M. Night Shyamalan has an iffy track record with me. I actually didn’t have a problem with The Last Airbender (because I didn’t know the series and therefore wasn’t immediately distraught by what he did). But don’t get me started on The Happening or The Lady in the Water, both of which I can’t stand.
So… When M. Night teams up with the dynamic Smith duo, is it magic or is it a disaster?
The gist is that an emotionless warrior takes his son on a voyage that was meant to be uneventful but a horrible asteroid attack sends the ship down to the quarantined planet of Earth, that has long been abandoned. Will Smith stars as the father, while his real life son Jaden plays his son in the film.
The movie looks gorgeous, with tons of bright and vivid colors. The animals that they created for the film are interesting as well, with the highlight being the disgusting Ursa, which reminds me of the alien featured in Super 8 a little bit.
The movie is, from the very beginning, a survival movie. And they nailed that tone. As Jaden’s character adventures across the planet, you feel like every single thing on the planet is trying to kill him. It’s suspenseful and engaging. And the looming threat of the Ursa is constant.
I also appreciate M. Night’s trademark style, using flashbacks to enlighten you about these characters slowly, revealing little by little. It mostly reminded me of Signs and the Father’s wife’s accident, as we slowly learn what happened. Similar style here, and it works completely.
What doesn’t work?
Unfortunately, a lot. There’s a reason that critics are tearing this movie apart and that general audiences are about 50/50 on it.
The first big detractor is that Jaden isn’t yet a tested actor, like his father. He overacts often, though is convincing in a few bits. But he’s asked to basically carry this movie and I don’t think he was ready to carry that burden.
And Will Smith was underutilized in two ways. 1.) His character is a warrior trained to be emotionless, so he is literally flatline the whole movie and is extremely uninteresting. And 2.) his legs break upon impact on Earth, so we don’t even get to see that trademark action hero that we’re used to.
So when then two actors engage, we’ve got Will acting emotionless on purpose and Jaden acting emotionless because he doesn’t know what else to do.
While I appreciated the landscapes and color palette of the world, some of the CGI was sloppy and looked a little low-budget. When you only have two live actors for a majority of the movie, you’d expect that some more time and effort would go into making everything else look flawless.

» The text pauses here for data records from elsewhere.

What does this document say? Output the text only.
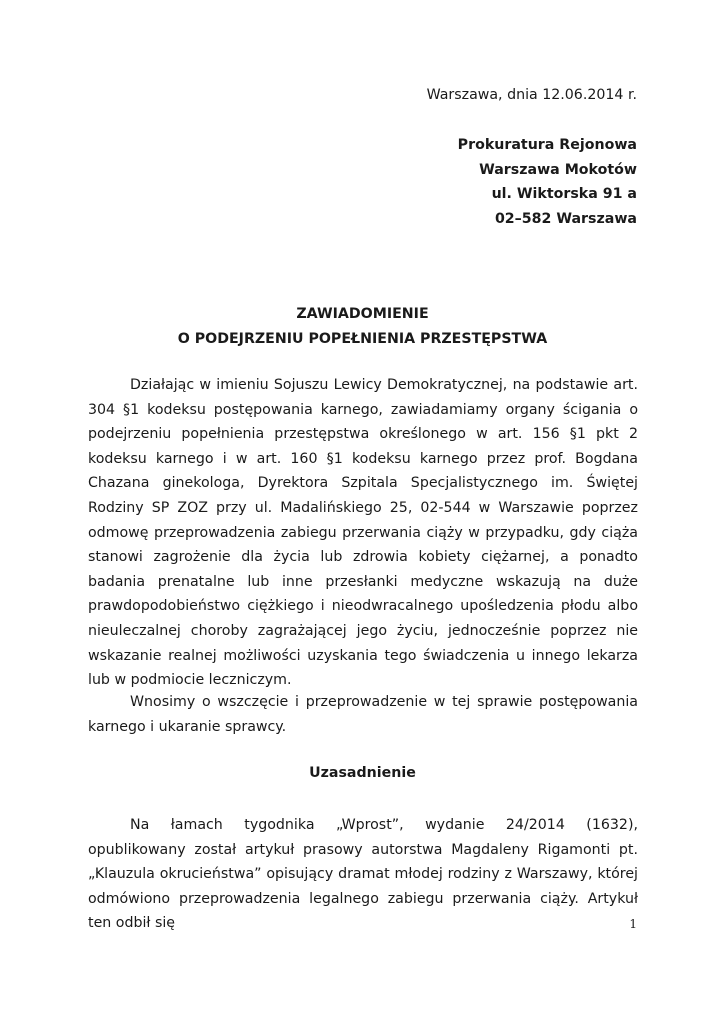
Warszawa, dnia 12.06.2014 r.
Prokuratura Rejonowa
Warszawa Mokotów
ul. Wiktorska 91 a
02–582 Warszawa
ZAWIADOMIENIE
O PODEJRZENIU POPEŁNIENIA PRZESTĘPSTWA

Działając w imieniu Sojuszu Lewicy Demokratycznej, na podstawie art. 304 §1 kodeksu postępowania karnego, zawiadamiamy organy ścigania o podejrzeniu popełnienia przestępstwa określonego w art. 156 §1 pkt 2 kodeksu karnego i w art. 160 §1 kodeksu karnego przez prof. Bogdana Chazana ginekologa, Dyrektora Szpitala Specjalistycznego im. Świętej Rodziny SP ZOZ przy ul. Madalińskiego 25, 02-544 w Warszawie poprzez odmowę przeprowadzenia zabiegu przerwania ciąży w przypadku, gdy ciąża stanowi zagrożenie dla życia lub zdrowia kobiety ciężarnej, a ponadto badania prenatalne lub inne przesłanki medyczne wskazują na duże prawdopodobieństwo ciężkiego i nieodwracalnego upośledzenia płodu albo nieuleczalnej choroby zagrażającej jego życiu, jednocześnie poprzez nie wskazanie realnej możliwości uzyskania tego świadczenia u innego lekarza lub w podmiocie leczniczym.

Wnosimy o wszczęcie i przeprowadzenie w tej sprawie postępowania karnego i ukaranie sprawcy.

Uzasadnienie

Na łamach tygodnika „Wprost”, wydanie 24/2014 (1632), opublikowany został artykuł prasowy autorstwa Magdaleny Rigamonti pt. „Klauzula okrucieństwa” opisujący dramat młodej rodziny z Warszawy, której odmówiono przeprowadzenia legalnego zabiegu przerwania ciąży. Artykuł ten odbił się	1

The movie is suspenseful by nature and M. Night redeems some credibility but he cast actors that played against what was written for them. The charismatic action-hero Will Smith shouldn’t be playing an emotionless support character. And Jaden isn’t ready to headline a summer blockbuster like this. However, the movie isn’t horrible. Some people in my theater clapped when it was over, so some of you might find definite enjoyment, but the person you take with you might just as likely hate it utterly and completely. You’ve got a 50/50 chance.